Don Facundo Bacardi Masso purchased a small distillery in Cuba nearly 150 years ago and his legacy lives on through the Bacardi rum that is bottled in Jacksonville.
The Bacardi Bottling plant in North Jacksonville produces 45,000 cases of rum daily and supplies 100 percent of the Bacardi rum that is consumed in the United States.
From the small beginning in the distillery in Santiago de Cuba, the company has grown into Bacardi Limited whose brands now include Bacardi rum, Grey Goose vodka, Dewar’s blended Scotch whisky, Bombay Sapphire gin, Eristoff vodka, Cazadores tequila and Martini vermouth.
The achievements of the company and its 150th anniversary will be celebrated throughout 2012.
“We are planning to announce the 150th yearlong celebration on Jan. 11,” said Amy Federman, a spokeswoman for Bacardi Limited.
The plant has recently received some upgrades to its bottling line to make it a more automated facility and it is the headquarters for global product research and development for Bacardi.
The 92-acre property along North Main Street is home to the Bacardi Bottling Corp., which is a part of Bacardi Limited. It is the company’s largest bottling facility in the Americas region.
The company’s U.S. headquarters is in Coral Gables and its world headquarters is in Hamilton, Bermuda.
It is one of the 27 production facilities, including bottling, distilling, and manufacturing facilities, in 16 countries including the U.S., Puerto Rico, Scotland, Italy, France, Spain, Germany and Mexico.
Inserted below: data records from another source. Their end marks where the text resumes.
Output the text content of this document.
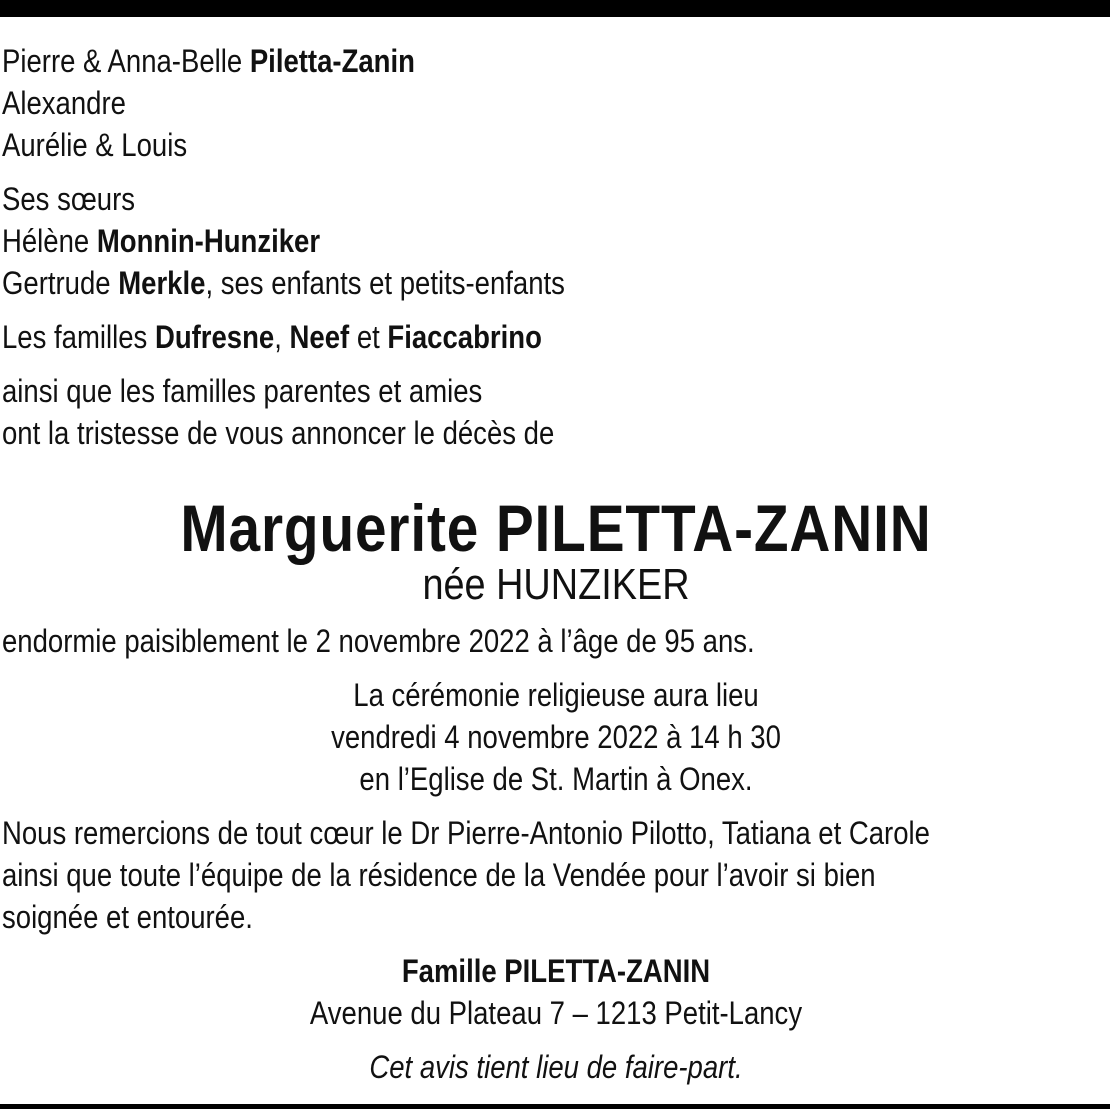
Pierre & Anna-Belle Piletta-Zanin
Alexandre
Aurélie & Louis
Ses sœurs
Hélène Monnin-Hunziker
Gertrude Merkle, ses enfants et petits-enfants
Les familles Dufresne, Neef et Fiaccabrino
ainsi que les familles parentes et amies
ont la tristesse de vous annoncer le décès de
Marguerite PILETTA-ZANIN
née HUNZIKER
endormie paisiblement le 2 novembre 2022 à l’âge de 95 ans.
La cérémonie religieuse aura lieu
vendredi 4 novembre 2022 à 14 h 30
en l’Eglise de St. Martin à Onex.
Nous remercions de tout cœur le Dr Pierre-Antonio Pilotto, Tatiana et Carole
ainsi que toute l’équipe de la résidence de la Vendée pour l’avoir si bien
soignée et entourée.
Famille PILETTA-ZANIN
Avenue du Plateau 7 – 1213 Petit-Lancy
Cet avis tient lieu de faire-part.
The Jacksonville plant also contributes to the 6,000 people Bacardi employs around the world.
The company’s products are sold in more than 100 countries around the world and it has prioritized expansion for the emerging markets of India, China and Brazil.
Bacardi said it will celebrate its successes and goals throughout the 150th anniversary and Bacardi’s trademark bat emblem will be prominently displayed during the celebration.
Company founder Don Facundo Bacardi Masso’s wife, Doña Amalia, suggested using the bat as the trademark for the new rum when she noticed a colony of fruit bats living in the rafters of the newly purchased distillery in 1862.
She was reminded of a legend she heard while in Spain in the early 1850s based on the legend that the bat symbolizes good health, fortune and family unity.
Her suggestion to make the bat the company’s trademark was pragmatic considering the high illiteracy rate in the 19th century. It marked a memorable graphic logo to become identifiable.
The bat mythology helped. Reports quickly spread across Cuba about Don Facundo’s new rum. Local storytellers attested that the bats brought good fortune and added magical powers to his rums.
After the repeal of prohibition, distilleries opened in Mexico and Puerto Rico. In the United States, the company was represented by Schenley Import Corp.
The CEO and controlling shareholder, Lewis Rosenstiel, argued that the bat represented a disagreeable image to the American consumer.
The family refused and today the bat is one of the most recognizable symbols in the spirits industry.
The bat appears on the label of every product carrying the family name.